A Mm.ª Juíza a quo julgou improcedente aquele pedido - com o fundamento de que não se encontra abrangido na previsão do n.º 2 do citado artigo 496º -, razão pela qual a A. agora se insurge, invocando, principalmente, dois arestos, o primeiro, proferido pelo Tribunal Constitucional (acórdão n.º 275/2002, publicado no DR, II Série, de 24.7.2002 e no “site” da dgsi) e, o segundo, pelo Tribunal da Relação de Lisboa (acórdão de 12.5.2004-processo 1163/2004.3, publicado no “site” da dgsi)[3].
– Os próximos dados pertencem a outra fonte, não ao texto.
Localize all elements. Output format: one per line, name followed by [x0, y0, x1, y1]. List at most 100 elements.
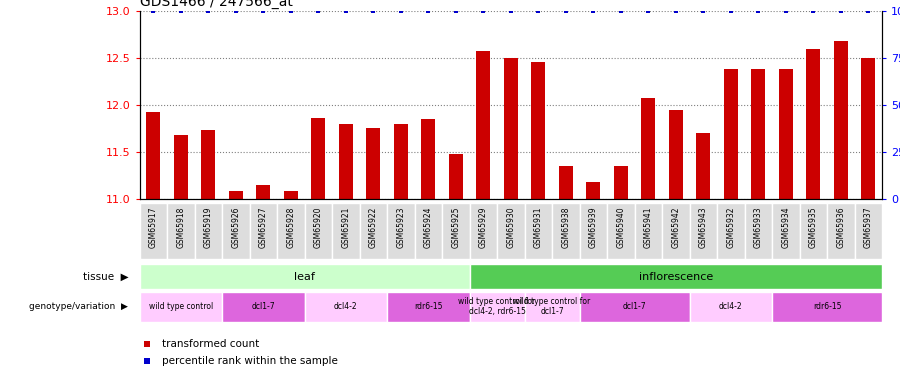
Bar — [834, 41, 848, 199]
Bar — [669, 110, 682, 199]
Text: wild type control: wild type control — [148, 302, 213, 311]
FancyBboxPatch shape — [470, 292, 525, 321]
FancyBboxPatch shape — [167, 202, 194, 259]
Bar — [587, 182, 600, 199]
Bar — [147, 112, 160, 199]
Point — [833, 8, 848, 14]
Point — [504, 8, 518, 14]
Point — [641, 8, 655, 14]
Bar — [531, 62, 545, 199]
Bar — [752, 69, 765, 199]
FancyBboxPatch shape — [222, 292, 304, 321]
Point — [559, 8, 573, 14]
Point — [393, 8, 408, 14]
FancyBboxPatch shape — [744, 202, 772, 259]
FancyBboxPatch shape — [854, 202, 882, 259]
FancyBboxPatch shape — [689, 292, 772, 321]
Text: dcl1-7: dcl1-7 — [623, 302, 646, 311]
Point — [256, 8, 270, 14]
FancyBboxPatch shape — [415, 202, 442, 259]
Point — [861, 8, 876, 14]
Bar — [394, 124, 408, 199]
FancyBboxPatch shape — [222, 202, 249, 259]
Point — [201, 8, 215, 14]
Text: percentile rank within the sample: percentile rank within the sample — [162, 356, 338, 366]
Text: GSM65929: GSM65929 — [479, 207, 488, 248]
Point — [448, 8, 463, 14]
Bar — [559, 166, 572, 199]
Bar — [339, 124, 353, 199]
Text: rdr6-15: rdr6-15 — [414, 302, 443, 311]
FancyBboxPatch shape — [249, 202, 277, 259]
Point — [421, 8, 436, 14]
Text: GSM65919: GSM65919 — [203, 207, 212, 248]
Point — [669, 8, 683, 14]
Text: GSM65927: GSM65927 — [259, 207, 268, 248]
Text: GSM65937: GSM65937 — [864, 207, 873, 248]
Point — [778, 8, 793, 14]
Text: dcl1-7: dcl1-7 — [251, 302, 275, 311]
Point — [571, 254, 585, 260]
Text: GSM65920: GSM65920 — [314, 207, 323, 248]
Text: genotype/variation  ▶: genotype/variation ▶ — [30, 302, 129, 311]
Text: leaf: leaf — [294, 272, 315, 282]
Bar — [778, 69, 793, 199]
FancyBboxPatch shape — [717, 202, 744, 259]
Text: GSM65932: GSM65932 — [726, 207, 735, 248]
Text: GSM65922: GSM65922 — [369, 207, 378, 248]
Text: transformed count: transformed count — [162, 339, 259, 349]
FancyBboxPatch shape — [140, 292, 222, 321]
FancyBboxPatch shape — [332, 202, 359, 259]
Point — [586, 8, 600, 14]
Text: GSM65942: GSM65942 — [671, 207, 680, 248]
Point — [284, 8, 298, 14]
Text: GSM65933: GSM65933 — [754, 207, 763, 248]
Text: inflorescence: inflorescence — [639, 272, 713, 282]
FancyBboxPatch shape — [827, 202, 854, 259]
Bar — [421, 119, 435, 199]
FancyBboxPatch shape — [470, 264, 882, 289]
Text: GSM65943: GSM65943 — [698, 207, 707, 248]
Point — [311, 8, 326, 14]
FancyBboxPatch shape — [689, 202, 717, 259]
Text: GSM65917: GSM65917 — [148, 207, 157, 248]
Text: dcl4-2: dcl4-2 — [334, 302, 357, 311]
FancyBboxPatch shape — [580, 202, 607, 259]
Bar — [697, 133, 710, 199]
Bar — [311, 118, 325, 199]
Bar — [366, 128, 380, 199]
Text: GSM65921: GSM65921 — [341, 207, 350, 248]
FancyBboxPatch shape — [140, 202, 167, 259]
Text: GSM65925: GSM65925 — [451, 207, 460, 248]
FancyBboxPatch shape — [387, 202, 415, 259]
FancyBboxPatch shape — [525, 292, 580, 321]
Point — [174, 8, 188, 14]
Text: tissue  ▶: tissue ▶ — [83, 272, 129, 282]
Bar — [806, 49, 820, 199]
FancyBboxPatch shape — [304, 292, 387, 321]
Bar — [861, 58, 875, 199]
Point — [571, 104, 585, 110]
FancyBboxPatch shape — [470, 202, 497, 259]
Point — [724, 8, 738, 14]
Bar — [504, 58, 518, 199]
Text: GSM65935: GSM65935 — [809, 207, 818, 248]
Text: GSM65928: GSM65928 — [286, 207, 295, 248]
Point — [614, 8, 628, 14]
Bar — [614, 166, 627, 199]
Bar — [229, 191, 243, 199]
FancyBboxPatch shape — [359, 202, 387, 259]
Text: GSM65939: GSM65939 — [589, 207, 598, 248]
FancyBboxPatch shape — [277, 202, 304, 259]
Text: dcl4-2: dcl4-2 — [719, 302, 742, 311]
Text: GSM65938: GSM65938 — [562, 207, 571, 248]
FancyBboxPatch shape — [634, 202, 662, 259]
Text: GSM65930: GSM65930 — [506, 207, 515, 248]
Text: wild type control for
dcl1-7: wild type control for dcl1-7 — [513, 297, 590, 316]
Text: GSM65940: GSM65940 — [616, 207, 625, 248]
Point — [806, 8, 821, 14]
Text: GSM65926: GSM65926 — [231, 207, 240, 248]
Bar — [256, 184, 270, 199]
Text: wild type control for
dcl4-2, rdr6-15: wild type control for dcl4-2, rdr6-15 — [458, 297, 536, 316]
FancyBboxPatch shape — [525, 202, 552, 259]
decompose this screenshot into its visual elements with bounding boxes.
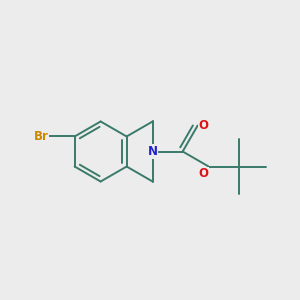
Text: O: O [198,167,208,180]
Text: O: O [199,118,209,131]
Text: Br: Br [34,130,49,143]
Text: N: N [148,145,158,158]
Salvo o devido respeito por opinião em contrário e embora se reconheça que a matéria em questão não é isenta de dificuldades, pensamos que, face à lei estabelecida e à evolução da doutrina e da jurisprudência nacionais, não será (ainda) possível divergir da solução encontrada pelo tribunal recorrido, embora, de iure condendo, a orientação sufragada pela recorrente tenha inteira razão de ser (quiçá, a mais conforme à justiça e à equidade no contexto da realidade social hodierna).